Collection begins with 14 titles spanning the 1980s to the 2000s

Games welcomed into the MoMA

Video games have been recognised by the Museum of Modern Art, breaking another cultural barrier for the young medium.

The MoMA in New York has acquired 14 video games, the foundation for an initial wish list of about 40, which are to be acquired in the near future, as well as for a new category of artworks in MoMA’s collection. Some of the titles selected include Pac-Man, Myst, Portal, Tetris and Eve Online.

In its announcement, the museum said placed emphasis on design as a primary reason why games were worthy of inclusion. Behaviour, aesthetics, space and time were traits the museum weighted each work against.

“Are video games art? They sure are, but they are also design, and a design approach is what we chose for this new foray into this universe,” the news post by the MoMA reads. “The games are selected as outstanding examples of interaction design.

“Our criteria, therefore, emphasize not only the visual quality and aesthetic experience of each game, but also the many other aspects—from the elegance of the code to the design of the player’s behavior—that pertain to interaction design.

“In order to develop an even stronger curatorial stance, over the past year and a half we have sought the advice of scholars, digital conservation and legal experts, historians, and critics, all of whom helped us refine not only the criteria and the wish list, but also the issues of acquisition, display, and conservation of digital artifacts that are made even more complex by the games’ interactive nature.

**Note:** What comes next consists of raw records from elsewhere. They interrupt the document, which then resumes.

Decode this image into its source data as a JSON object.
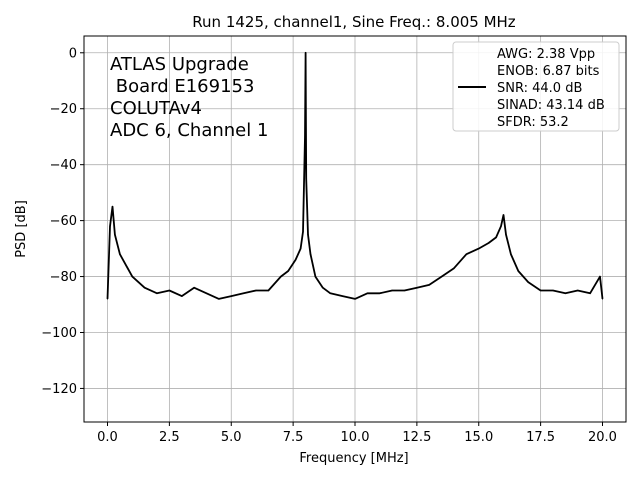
{
  "chart_data": {
    "type": "line",
    "title": "Run 1425, channel1, Sine Freq.: 8.005 MHz",
    "xlabel": "Frequency [MHz]",
    "ylabel": "PSD [dB]",
    "xlim": [
      -0.95,
      20.95
    ],
    "ylim": [
      -132,
      6
    ],
    "xticks": [
      0.0,
      2.5,
      5.0,
      7.5,
      10.0,
      12.5,
      15.0,
      17.5,
      20.0
    ],
    "xtick_labels": [
      "0.0",
      "2.5",
      "5.0",
      "7.5",
      "10.0",
      "12.5",
      "15.0",
      "17.5",
      "20.0"
    ],
    "yticks": [
      0,
      -20,
      -40,
      -60,
      -80,
      -100,
      -120
    ],
    "ytick_labels": [
      "0",
      "−20",
      "−40",
      "−60",
      "−80",
      "−100",
      "−120"
    ],
    "grid": true,
    "legend_position": "top-right",
    "annotation": [
      "ATLAS Upgrade",
      " Board E169153",
      "COLUTAv4",
      "ADC 6, Channel 1"
    ],
    "legend_lines": [
      "AWG: 2.38 Vpp",
      "ENOB: 6.87 bits",
      "SNR: 44.0 dB",
      "SINAD: 43.14 dB",
      "SFDR: 53.2"
    ],
    "series_color": "#000000",
    "series": [
      {
        "x": [
          0.0,
          0.1,
          0.2,
          0.3,
          0.5,
          1.0,
          1.5,
          2.0,
          2.5,
          3.0,
          3.5,
          4.0,
          4.5,
          5.0,
          5.5,
          6.0,
          6.5,
          7.0,
          7.3,
          7.6,
          7.8,
          7.9,
          7.98,
          8.005,
          8.03,
          8.1,
          8.2,
          8.4,
          8.7,
          9.0,
          9.5,
          10.0,
          10.5,
          11.0,
          11.5,
          12.0,
          12.5,
          13.0,
          13.5,
          14.0,
          14.5,
          15.0,
          15.4,
          15.7,
          15.9,
          16.0,
          16.1,
          16.3,
          16.6,
          17.0,
          17.5,
          18.0,
          18.5,
          19.0,
          19.5,
          19.9,
          20.0
        ],
        "y": [
          -88,
          -62,
          -55,
          -65,
          -72,
          -80,
          -84,
          -86,
          -85,
          -87,
          -84,
          -86,
          -88,
          -87,
          -86,
          -85,
          -85,
          -80,
          -78,
          -74,
          -70,
          -64,
          -30,
          0,
          -45,
          -65,
          -72,
          -80,
          -84,
          -86,
          -87,
          -88,
          -86,
          -86,
          -85,
          -85,
          -84,
          -83,
          -80,
          -77,
          -72,
          -70,
          -68,
          -66,
          -62,
          -58,
          -65,
          -72,
          -78,
          -82,
          -85,
          -85,
          -86,
          -85,
          -86,
          -80,
          -88
        ]
      }
    ]
  }
}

This acquisition allows the Museum to study, preserve, and exhibit video games as part of its Architecture and Design collection.”

Commenting on Eve Online’s inclusion in the gallery, CCP CEO Hilmar Veigar Petursson said: “As we are poised to enter our second decade of growth and prosperity, it is an indescribable honour for us and for everyone who’s ever worked on Eve to even be considered alongside these fellow revolutionary games. We’re proud of our developers for envisioning and shaping Eve Online’s unique game universe and most humbly thankful to our players for bringing true substance to it.”

However, the debate about video games and art has long raged, and, naturally, some commentators have been less than enamoured by the museum’s decision to recognised games.

Guardian arts writer Jonathan Jones was firmly against the idea of games being art – and design wasn’t not a redeeming factor in his eyes: “Interactive immersive digital games are NOT art. Walk around the Museum of Modern Art, look at those masterpieces it holds by Picasso and Jackson Pollock, and what you are seeing is a series of personal visions.

“A work of art is one person’s reaction to life. Any definition of art that robs it of this inner response by a human creator is a worthless definition. Art may be made with a paintbrush or selected as a ready-made, but it has to be an act of personal imagination.

“The worlds created by electronic games are more like playgrounds where experience is created by the interaction between a player and a programme. The player cannot claim to impose a personal vision of life on the game, while the creator of the game has ceded that responsibility. No one ‘owns’ the game, so there is no artist, and therefore no work of art.”

The initial group of games, which will be installed in the Museum’s Philip Johnson Galleries in March 2013, features:
• Pac-Man (1980)
• Tetris (1984)
• Another World (1991)
• Myst (1993)
• SimCity 2000 (1994)
• vib-ribbon (1999)
• The Sims (2000)
• Katamari Damacy (2004)
• Eve Online (2003)
• Dwarf Fortress (2006)
• Portal (2007)
• flOw (2006)
• Passage (2008)
• Canabalt (2009)

Over the next few years, the MoMA wish to adds to its initial selection with Spacewar! (1962), Pong (1972), Asteroids (1979), Super Mario Bros. (1985), The Legend of Zelda (1986), Street Fighter II (1991), Grim Fandango (1998), Minecraft (2011) and many others.